We overrule Vigil’s second issue.
D. Voir Dire of Deputy Reyes
In Vigil’s third issue, he complains that Deputy Reyes testified as an expert and the trial
court erred in overruling his counsel’s request to conduct a voir dire examination of Deputy Reyes.
Vigil further complains that his trial counsel was deprived of the “underlying facts or data” relied
on by Deputy Reyes and that the lack of a voir dire examination allowed Deputy Reyes, as an
expert, to “provide damaging and inadmissible testimony.”

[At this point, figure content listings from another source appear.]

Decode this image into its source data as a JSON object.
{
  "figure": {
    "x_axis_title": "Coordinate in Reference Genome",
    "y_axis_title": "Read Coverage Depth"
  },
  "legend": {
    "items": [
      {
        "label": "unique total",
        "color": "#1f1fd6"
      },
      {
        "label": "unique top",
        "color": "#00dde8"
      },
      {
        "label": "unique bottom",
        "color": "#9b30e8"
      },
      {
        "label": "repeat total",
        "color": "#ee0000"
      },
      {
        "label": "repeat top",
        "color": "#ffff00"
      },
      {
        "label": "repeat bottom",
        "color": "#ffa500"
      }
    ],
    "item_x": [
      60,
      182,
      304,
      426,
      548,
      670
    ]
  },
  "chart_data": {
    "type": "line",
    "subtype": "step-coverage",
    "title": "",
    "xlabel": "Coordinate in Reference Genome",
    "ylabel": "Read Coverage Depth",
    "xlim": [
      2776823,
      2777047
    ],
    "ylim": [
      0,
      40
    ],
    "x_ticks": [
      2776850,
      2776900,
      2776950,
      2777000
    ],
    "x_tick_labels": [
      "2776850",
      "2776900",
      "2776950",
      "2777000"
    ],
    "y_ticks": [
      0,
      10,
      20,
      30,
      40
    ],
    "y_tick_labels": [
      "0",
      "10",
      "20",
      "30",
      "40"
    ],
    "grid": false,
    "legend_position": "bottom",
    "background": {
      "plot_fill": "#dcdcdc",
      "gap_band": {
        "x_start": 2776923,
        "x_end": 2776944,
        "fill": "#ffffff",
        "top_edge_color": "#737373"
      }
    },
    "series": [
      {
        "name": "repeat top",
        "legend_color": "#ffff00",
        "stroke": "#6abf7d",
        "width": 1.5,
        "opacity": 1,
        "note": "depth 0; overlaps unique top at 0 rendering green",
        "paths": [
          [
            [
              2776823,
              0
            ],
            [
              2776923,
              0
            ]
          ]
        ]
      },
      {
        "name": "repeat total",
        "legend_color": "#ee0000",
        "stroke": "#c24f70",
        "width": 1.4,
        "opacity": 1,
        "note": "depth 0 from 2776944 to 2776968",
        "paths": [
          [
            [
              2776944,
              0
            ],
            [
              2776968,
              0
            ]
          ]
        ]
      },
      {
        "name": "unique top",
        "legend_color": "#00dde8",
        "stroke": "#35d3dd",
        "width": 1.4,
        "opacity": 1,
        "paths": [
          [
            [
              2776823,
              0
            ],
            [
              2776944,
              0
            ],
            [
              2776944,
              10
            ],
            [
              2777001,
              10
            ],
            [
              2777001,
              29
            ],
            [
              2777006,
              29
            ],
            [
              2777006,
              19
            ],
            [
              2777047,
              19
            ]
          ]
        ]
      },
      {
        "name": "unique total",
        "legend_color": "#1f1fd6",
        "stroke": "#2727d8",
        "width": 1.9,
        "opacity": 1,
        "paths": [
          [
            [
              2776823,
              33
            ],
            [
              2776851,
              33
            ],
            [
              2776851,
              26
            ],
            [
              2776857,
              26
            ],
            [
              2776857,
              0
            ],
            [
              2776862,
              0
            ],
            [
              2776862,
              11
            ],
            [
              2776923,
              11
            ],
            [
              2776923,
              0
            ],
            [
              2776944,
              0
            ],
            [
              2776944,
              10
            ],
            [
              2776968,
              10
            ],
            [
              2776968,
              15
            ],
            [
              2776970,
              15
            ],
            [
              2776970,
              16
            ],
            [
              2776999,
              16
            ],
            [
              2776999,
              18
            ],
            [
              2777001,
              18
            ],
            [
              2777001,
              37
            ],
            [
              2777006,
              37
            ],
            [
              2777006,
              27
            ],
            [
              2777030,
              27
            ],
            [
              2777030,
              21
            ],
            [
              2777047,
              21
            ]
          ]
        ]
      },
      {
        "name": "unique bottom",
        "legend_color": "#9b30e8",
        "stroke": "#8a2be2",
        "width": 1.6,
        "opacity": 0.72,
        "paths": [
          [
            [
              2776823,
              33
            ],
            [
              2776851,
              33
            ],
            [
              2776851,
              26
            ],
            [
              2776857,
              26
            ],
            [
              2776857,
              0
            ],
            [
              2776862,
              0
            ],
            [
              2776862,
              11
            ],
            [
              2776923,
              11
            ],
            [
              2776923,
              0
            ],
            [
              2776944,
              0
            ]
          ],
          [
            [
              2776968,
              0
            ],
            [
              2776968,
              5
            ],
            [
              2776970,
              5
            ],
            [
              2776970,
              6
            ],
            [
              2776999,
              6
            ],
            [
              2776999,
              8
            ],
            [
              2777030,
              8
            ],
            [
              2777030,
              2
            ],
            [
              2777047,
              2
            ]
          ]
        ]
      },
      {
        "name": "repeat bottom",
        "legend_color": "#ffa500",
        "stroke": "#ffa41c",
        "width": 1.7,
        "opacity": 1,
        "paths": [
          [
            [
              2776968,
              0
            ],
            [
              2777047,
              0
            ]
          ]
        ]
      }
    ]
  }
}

Texas Rule of Evidence 702 provides:
A witness who is qualified as an expert by knowledge, skill, experience, training, or education may testify in the form of an opinion or otherwise if the expert’s scientific, technical, or other specialized knowledge will help the trier of fact to understand the evidence or to determine a fact in issue.
-8- 04-22-00161-CR
TEX. R. EVID. 702. Vigil neither explains how Deputy Reyes’s investigative decision to forgo
subjecting B.V. to a SANE examination constitutes an expert “opinion” nor references any legal
authority that supports such a proposition. Additionally, Vigil does not specify what “damaging
and inadmissible testimony” Deputy Reyes provided. I conclude that Vigil’s third issue is
inadequately briefed, and therefore, waived. See TEX. R. APP. P. 38.1(i) (“The brief must contain
a clear and concise argument for the contentions made, with appropriate citations to authorities
and to the record.”); see also Wood v. State, 18 S.W.3d 642, 650–51 (Tex. Crim. App. 2000)
(finding issue waived when appellant failed to adequately develop his argument).
III. CONCLUSION
We affirm the trial court’s judgment.